Wednesday, March 14, 2012

Why we should pay more tax

In the early 1980s, not long after I got into the economic commentary business, Maggie Thatcher and Ronald Reagan were riding high and the great enthusiasm of the moment was the need for Smaller Government.

Thirty years later, government is no smaller but the attraction of the idea is undiminished.

Its latest champion is Tony Abbott, who promises to eliminate government waste and cut taxes - and return the budget to surplus. Julia Gillard isn't far behind. She'd never admit to being against smaller government, and is insistent on getting the budget back to surplus next financial year and not a day later.

Smaller government is an idea that appeals at every level. It's attractive to libertarians, economists and business people, who remain suspicious of government. And it appeals to every voter who doesn't like paying more tax.

But Ian McAuley, a lecturer in public finance at the University of Canberra, questions our uncritical support for the smaller government ideal in an extended essay published today by the Australian Collaboration, The Australian Economy: Will our prosperity be short-lived?

Contrary to some perceptions, he writes, Australia already has a small public sector and a low level of public debt. "Successive governments have kept taxes and deficits down by keeping expenditures down. As a result Australia has one of the smallest public sectors of all developed countries."

Over the seven years to 2008, taxes paid in Australia to all levels of government averaged 29 per cent of gross domestic product, compared with a developed-country average of 35 per cent. Only Japan and the United States pay less than us - 27 per cent - and that's because they run perpetual budget deficits.

If you judge it by total government spending, rather than total taxation, our spending averages 34 per cent of GDP, compared with the developed-country average of 40 per cent. (In our case, the gap between taxation and spending is covered by non-tax revenue.)

Our aversion to supposed big government includes an obsession with government debt even though, with government net debt no higher than 13 per cent of GDP, Australia's public debt is "way below the level of almost every other developed country".

Economists' and business people's support for smaller government stems from their entrenched belief that big government causes economies to malfunction. One small problem: after decades of searching they can't find evidence to support such a link.

There's no correlation between size of government and rate of economic growth.
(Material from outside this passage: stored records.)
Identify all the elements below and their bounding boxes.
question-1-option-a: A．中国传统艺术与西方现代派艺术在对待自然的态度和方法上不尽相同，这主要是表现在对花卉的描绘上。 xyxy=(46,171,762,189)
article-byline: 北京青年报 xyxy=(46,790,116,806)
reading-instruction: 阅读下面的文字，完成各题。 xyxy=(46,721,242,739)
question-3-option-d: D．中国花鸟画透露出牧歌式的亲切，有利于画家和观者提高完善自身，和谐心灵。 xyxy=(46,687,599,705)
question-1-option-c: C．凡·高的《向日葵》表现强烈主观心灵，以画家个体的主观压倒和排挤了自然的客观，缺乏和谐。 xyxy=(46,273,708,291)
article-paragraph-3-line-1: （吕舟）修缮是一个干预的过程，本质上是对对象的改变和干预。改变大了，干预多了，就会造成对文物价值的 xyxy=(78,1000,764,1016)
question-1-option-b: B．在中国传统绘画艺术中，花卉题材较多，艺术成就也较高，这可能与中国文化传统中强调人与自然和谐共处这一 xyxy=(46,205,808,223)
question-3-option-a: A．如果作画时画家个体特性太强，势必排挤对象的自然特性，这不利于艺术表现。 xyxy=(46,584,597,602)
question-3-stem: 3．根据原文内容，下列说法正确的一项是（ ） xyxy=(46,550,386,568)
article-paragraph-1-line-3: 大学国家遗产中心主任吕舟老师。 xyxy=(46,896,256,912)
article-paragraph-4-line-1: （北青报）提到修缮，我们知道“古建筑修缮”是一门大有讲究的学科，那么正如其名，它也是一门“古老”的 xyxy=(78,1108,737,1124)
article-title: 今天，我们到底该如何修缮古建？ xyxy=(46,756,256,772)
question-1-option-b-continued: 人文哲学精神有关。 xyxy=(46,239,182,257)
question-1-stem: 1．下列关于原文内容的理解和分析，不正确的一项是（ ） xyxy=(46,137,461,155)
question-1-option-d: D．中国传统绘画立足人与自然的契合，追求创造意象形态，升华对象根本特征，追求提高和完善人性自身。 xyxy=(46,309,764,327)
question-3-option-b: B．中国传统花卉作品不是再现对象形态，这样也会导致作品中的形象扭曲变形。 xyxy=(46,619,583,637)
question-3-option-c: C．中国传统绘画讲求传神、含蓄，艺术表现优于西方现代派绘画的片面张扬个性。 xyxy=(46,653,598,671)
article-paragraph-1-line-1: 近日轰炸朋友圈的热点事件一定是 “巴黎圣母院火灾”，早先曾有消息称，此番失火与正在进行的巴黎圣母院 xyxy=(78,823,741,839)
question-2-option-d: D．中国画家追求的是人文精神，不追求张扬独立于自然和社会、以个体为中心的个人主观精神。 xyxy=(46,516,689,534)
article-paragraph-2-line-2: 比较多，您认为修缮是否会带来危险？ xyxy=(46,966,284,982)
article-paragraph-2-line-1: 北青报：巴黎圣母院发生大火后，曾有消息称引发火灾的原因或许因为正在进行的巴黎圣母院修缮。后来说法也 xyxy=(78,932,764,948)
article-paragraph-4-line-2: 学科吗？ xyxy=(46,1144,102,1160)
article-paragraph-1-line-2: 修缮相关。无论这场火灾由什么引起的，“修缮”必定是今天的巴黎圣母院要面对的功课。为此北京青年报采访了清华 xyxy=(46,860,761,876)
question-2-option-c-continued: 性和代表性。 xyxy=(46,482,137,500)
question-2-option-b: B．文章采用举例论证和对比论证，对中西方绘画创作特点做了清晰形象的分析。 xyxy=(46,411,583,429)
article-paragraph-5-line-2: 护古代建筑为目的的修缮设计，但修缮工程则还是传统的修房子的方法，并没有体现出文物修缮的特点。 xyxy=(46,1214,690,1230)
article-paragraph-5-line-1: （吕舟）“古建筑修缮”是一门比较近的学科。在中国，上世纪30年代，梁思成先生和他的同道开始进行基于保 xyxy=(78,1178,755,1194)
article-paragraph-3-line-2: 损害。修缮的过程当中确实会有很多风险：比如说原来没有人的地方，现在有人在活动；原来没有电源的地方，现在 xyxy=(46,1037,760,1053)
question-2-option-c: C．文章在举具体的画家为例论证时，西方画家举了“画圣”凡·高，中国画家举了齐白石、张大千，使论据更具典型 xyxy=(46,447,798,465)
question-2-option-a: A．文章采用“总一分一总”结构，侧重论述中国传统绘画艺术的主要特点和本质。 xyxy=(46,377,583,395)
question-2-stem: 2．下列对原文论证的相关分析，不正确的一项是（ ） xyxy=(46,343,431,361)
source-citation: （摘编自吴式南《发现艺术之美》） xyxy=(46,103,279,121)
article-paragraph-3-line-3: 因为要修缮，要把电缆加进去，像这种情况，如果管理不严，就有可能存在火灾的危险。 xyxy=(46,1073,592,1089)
Some countries with big public sectors do well; some countries with small public sectors do badly.

Many business people - who wrongly imagine countries compete the same way firms do - worry a great deal about their country's "competitiveness". So let's examine the (highly subjective and ever-changing) World Economic Forum's global competitiveness index.
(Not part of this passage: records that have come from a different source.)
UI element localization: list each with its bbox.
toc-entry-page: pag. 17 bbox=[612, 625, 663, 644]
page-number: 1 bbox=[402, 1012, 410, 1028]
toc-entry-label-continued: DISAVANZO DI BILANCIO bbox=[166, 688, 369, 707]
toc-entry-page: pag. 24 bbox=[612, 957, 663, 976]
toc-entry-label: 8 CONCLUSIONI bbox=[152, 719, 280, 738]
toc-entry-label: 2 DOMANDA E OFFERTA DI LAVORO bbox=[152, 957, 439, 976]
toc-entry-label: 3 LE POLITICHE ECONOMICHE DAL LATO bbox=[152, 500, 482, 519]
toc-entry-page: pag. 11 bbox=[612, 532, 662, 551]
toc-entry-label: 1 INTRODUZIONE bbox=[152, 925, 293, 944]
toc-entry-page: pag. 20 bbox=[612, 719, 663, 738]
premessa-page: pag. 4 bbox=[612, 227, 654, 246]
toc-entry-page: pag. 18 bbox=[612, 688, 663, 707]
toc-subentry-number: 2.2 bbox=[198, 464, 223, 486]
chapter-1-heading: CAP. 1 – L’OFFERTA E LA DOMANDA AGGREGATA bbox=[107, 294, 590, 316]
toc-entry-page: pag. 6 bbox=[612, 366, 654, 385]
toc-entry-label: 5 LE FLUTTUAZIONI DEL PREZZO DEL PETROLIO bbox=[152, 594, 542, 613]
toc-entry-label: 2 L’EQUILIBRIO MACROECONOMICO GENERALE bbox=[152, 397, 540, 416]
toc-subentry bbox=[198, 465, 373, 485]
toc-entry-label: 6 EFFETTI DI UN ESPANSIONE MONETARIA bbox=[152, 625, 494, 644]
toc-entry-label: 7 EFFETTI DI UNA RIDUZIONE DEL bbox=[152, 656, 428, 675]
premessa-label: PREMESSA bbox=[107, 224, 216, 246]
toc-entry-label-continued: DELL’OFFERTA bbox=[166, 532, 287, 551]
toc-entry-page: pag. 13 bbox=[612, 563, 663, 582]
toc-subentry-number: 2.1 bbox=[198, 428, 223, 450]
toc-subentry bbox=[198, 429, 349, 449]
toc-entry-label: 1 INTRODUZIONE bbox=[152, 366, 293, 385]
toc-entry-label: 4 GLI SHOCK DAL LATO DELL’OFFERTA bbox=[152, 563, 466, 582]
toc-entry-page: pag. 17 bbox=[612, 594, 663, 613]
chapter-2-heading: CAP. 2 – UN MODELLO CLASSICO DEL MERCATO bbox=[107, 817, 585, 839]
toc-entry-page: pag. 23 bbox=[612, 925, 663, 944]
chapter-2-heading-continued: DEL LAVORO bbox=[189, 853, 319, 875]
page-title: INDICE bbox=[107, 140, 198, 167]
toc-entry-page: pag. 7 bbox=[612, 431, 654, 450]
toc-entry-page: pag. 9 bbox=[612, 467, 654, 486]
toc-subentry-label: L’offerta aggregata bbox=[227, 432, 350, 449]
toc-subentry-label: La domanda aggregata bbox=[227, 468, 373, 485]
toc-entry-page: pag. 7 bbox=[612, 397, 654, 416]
Top of the ranking in 2011 is Switzerland, with the same rate of tax to GDP as us, 29 per cent. We come 20th. The United States, with a tax rate of 27 per cent, comes fifth. But it's pipped by Finland, on fourth, with a tax rate of 44 per cent and Sweden, on third, with a rate of 48 per cent.

Denmark, the country with the highest tax rate - 49 per cent - comes eighth. Germany, with a tax rate of 36 per cent, comes sixth, while the Netherlands, with a tax rate of 38 per cent, comes seventh.

As McAuley concludes, what counts rather than size of government are the uses to which public revenues are put and whether government services are provided efficiently.

Nor is there any necessary connection between the size of a country's government and its discipline in keeping the two sides of its budget within cooee of each other and thus limiting budget deficits and avoiding excessive government debt.

When we observe the bother the Americans and various European countries have got themselves into after decades of deficits, we see the upside of our debt-and-deficit phobia.

But, as McAuley reminds us, that phobia has a downside. What is important economically, he says, is not so much the level of debt as the use to which that debt is put. If governments borrow to fund present consumption, that's unsustainable over any extended period.

"There is no reason, however, to avoid using debt to finance productive infrastructure. Well-chosen infrastructure can provide good returns," he says.

You can divide public spending into spending on public goods (including physical assets such as roads, as well as services such as health care) and "transfer payments" (such as pensions, family allowances and industry subsidies).

McAuley argues we've yielded to pressure for ever-increasing spending on transfer payments, with the share of total federal spending on social security rising from 21 per cent in 1972 to 33 per cent today. This doesn't count the ever-growing amount of revenue forgone in the form of tax concessions for superannuation, private health insurance, capital gains and much else. Many of these benefits go to people who are reasonably well-off.

Combine this with our pre-occupation with limiting overall government spending and taxation and you find we've been crowding out spending on public services. We've gone for years squeezing our spending on education - particularly tertiary education - which is really an investment in the human capital of our future workforce.

We've also neglected investment in physical infrastructure and environmental protection. But these are important investments if we're to have a prosperous economy in a world where success rests on wise use of human and natural resources.

Bottom line: the only path that's both politically feasible and economically responsible - one that sustains transfer payments while spending more on needed public services - is for us to pay higher taxes.